The spending will add resiliency to natural resource systems to help cope with recurring drought and changing climate patterns, the secretary said.

Another $13.6 million will help ranchers and $6 million will be available to drought-stricken communities through emergency water assistance grants.

Thirty-five percent of the Western United States is facing severe drought. California's mountain snowpack, which supplies most of the state's water during the summer, is just slightly above zero, according to the USDA.

A study released in May by the California Department of Food and Agriculture found that the drought has reduced surface water by 8.7 million acre-feet, with only 6.2 million acre-feet being made up by extra groundwater pumping.

The state has seen crop revenue losses of $856 million and lost 18,600 jobs due to the drought, the study says .

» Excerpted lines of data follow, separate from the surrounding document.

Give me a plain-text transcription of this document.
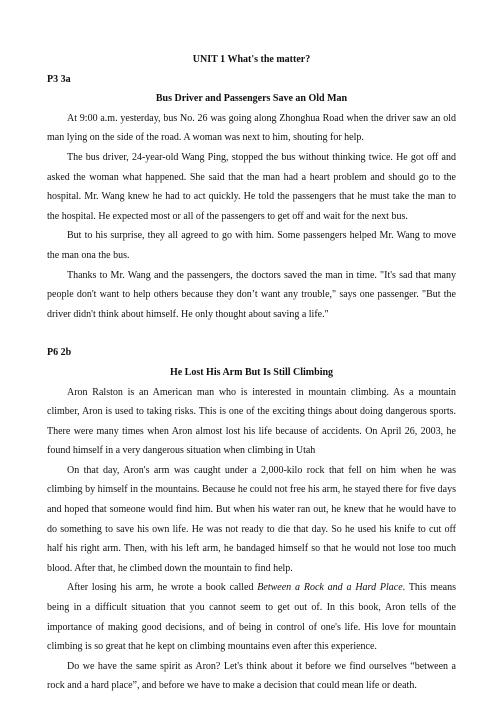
UNIT 1 What's the matter?

P3 3a

Bus Driver and Passengers Save an Old Man

At 9:00 a.m. yesterday, bus No. 26 was going along Zhonghua Road when the driver saw an old man lying on the side of the road. A woman was next to him, shouting for help.

The bus driver, 24-year-old Wang Ping, stopped the bus without thinking twice. He got off and asked the woman what happened. She said that the man had a heart problem and should go to the hospital. Mr. Wang knew he had to act quickly. He told the passengers that he must take the man to the hospital. He expected most or all of the passengers to get off and wait for the next bus.

But to his surprise, they all agreed to go with him. Some passengers helped Mr. Wang to move the man ona the bus.

Thanks to Mr. Wang and the passengers, the doctors saved the man in time. "It's sad that many people don't want to help others because they don’t want any trouble," says one passenger. "But the driver didn't think about himself. He only thought about saving a life."

P6 2b

He Lost His Arm But Is Still Climbing

Aron Ralston is an American man who is interested in mountain climbing. As a mountain climber, Aron is used to taking risks. This is one of the exciting things about doing dangerous sports. There were many times when Aron almost lost his life because of accidents. On April 26, 2003, he found himself in a very dangerous situation when climbing in Utah

On that day, Aron's arm was caught under a 2,000-kilo rock that fell on him when he was climbing by himself in the mountains. Because he could not free his arm, he stayed there for five days and hoped that someone would find him. But when his water ran out, he knew that he would have to do something to save his own life. He was not ready to die that day. So he used his knife to cut off half his right arm. Then, with his left arm, he bandaged himself so that he would not lose too much blood. After that, he climbed down the mountain to find help.

After losing his arm, he wrote a book called Between a Rock and a Hard Place. This means being in a difficult situation that you cannot seem to get out of. In this book, Aron tells of the importance of making good decisions, and of being in control of one's life. His love for mountain climbing is so great that he kept on climbing mountains even after this experience.

Do we have the same spirit as Aron? Let's think about it before we find ourselves “between a rock and a hard place”, and before we have to make a decision that could mean life or death.
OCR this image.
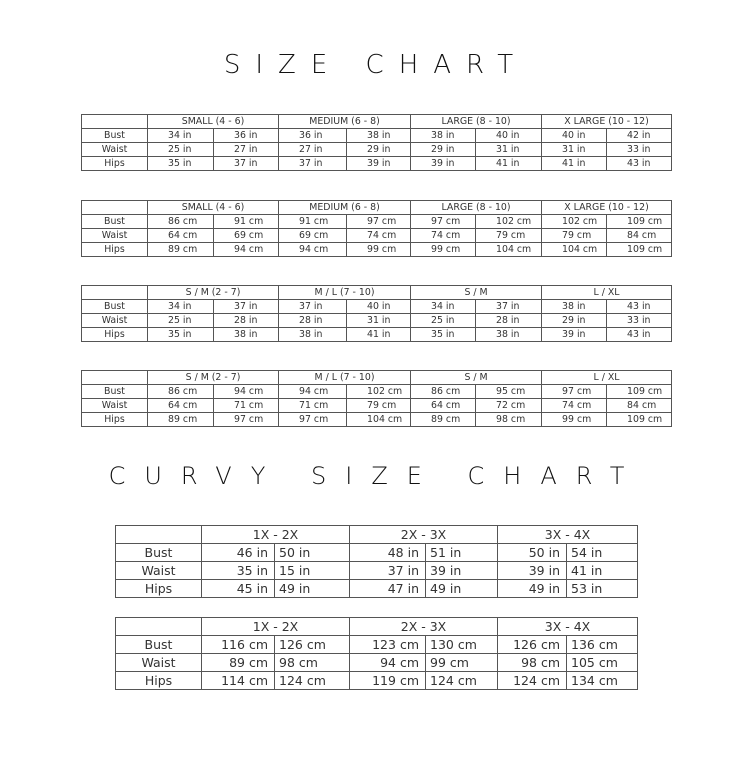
SIZE CHART
CURVY SIZE CHART
	SMALL (4 - 6)		MEDIUM (6 - 8)		LARGE (8 - 10)		X LARGE (10 - 12)	
Bust	34 in	36 in	36 in	38 in	38 in	40 in	40 in	42 in
Waist	25 in	27 in	27 in	29 in	29 in	31 in	31 in	33 in
Hips	35 in	37 in	37 in	39 in	39 in	41 in	41 in	43 in
	SMALL (4 - 6)		MEDIUM (6 - 8)		LARGE (8 - 10)		X LARGE (10 - 12)	
Bust	86 cm	91 cm	91 cm	97 cm	97 cm	102 cm	102 cm	109 cm
Waist	64 cm	69 cm	69 cm	74 cm	74 cm	79 cm	79 cm	84 cm
Hips	89 cm	94 cm	94 cm	99 cm	99 cm	104 cm	104 cm	109 cm
	S / M (2 - 7)		M / L (7 - 10)		S / M		L / XL	
Bust	34 in	37 in	37 in	40 in	34 in	37 in	38 in	43 in
Waist	25 in	28 in	28 in	31 in	25 in	28 in	29 in	33 in
Hips	35 in	38 in	38 in	41 in	35 in	38 in	39 in	43 in
	S / M (2 - 7)		M / L (7 - 10)		S / M		L / XL	
Bust	86 cm	94 cm	94 cm	102 cm	86 cm	95 cm	97 cm	109 cm
Waist	64 cm	71 cm	71 cm	79 cm	64 cm	72 cm	74 cm	84 cm
Hips	89 cm	97 cm	97 cm	104 cm	89 cm	98 cm	99 cm	109 cm
	1X - 2X		2X - 3X		3X - 4X	
Bust	46 in	50 in	48 in	51 in	50 in	54 in
Waist	35 in	15 in	37 in	39 in	39 in	41 in
Hips	45 in	49 in	47 in	49 in	49 in	53 in
	1X - 2X		2X - 3X		3X - 4X	
Bust	116 cm	126 cm	123 cm	130 cm	126 cm	136 cm
Waist	89 cm	98 cm	94 cm	99 cm	98 cm	105 cm
Hips	114 cm	124 cm	119 cm	124 cm	124 cm	134 cm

The new spending is part of President Obama's Resilient Lands and Waters initiative. A partnership between the USDA, Department of Interior, California and other partners is expected to yield a minimum of $210 million for restoration to improve water quality and quantity, promote healthy forests and reduce wildfire risk.

Deputy Interior Secretary Michael Connor said the agencies are "taking a comprehensive, science-based, long-term view of how to best make our treasured lands and precious waterways more resilient to the impacts of climate change."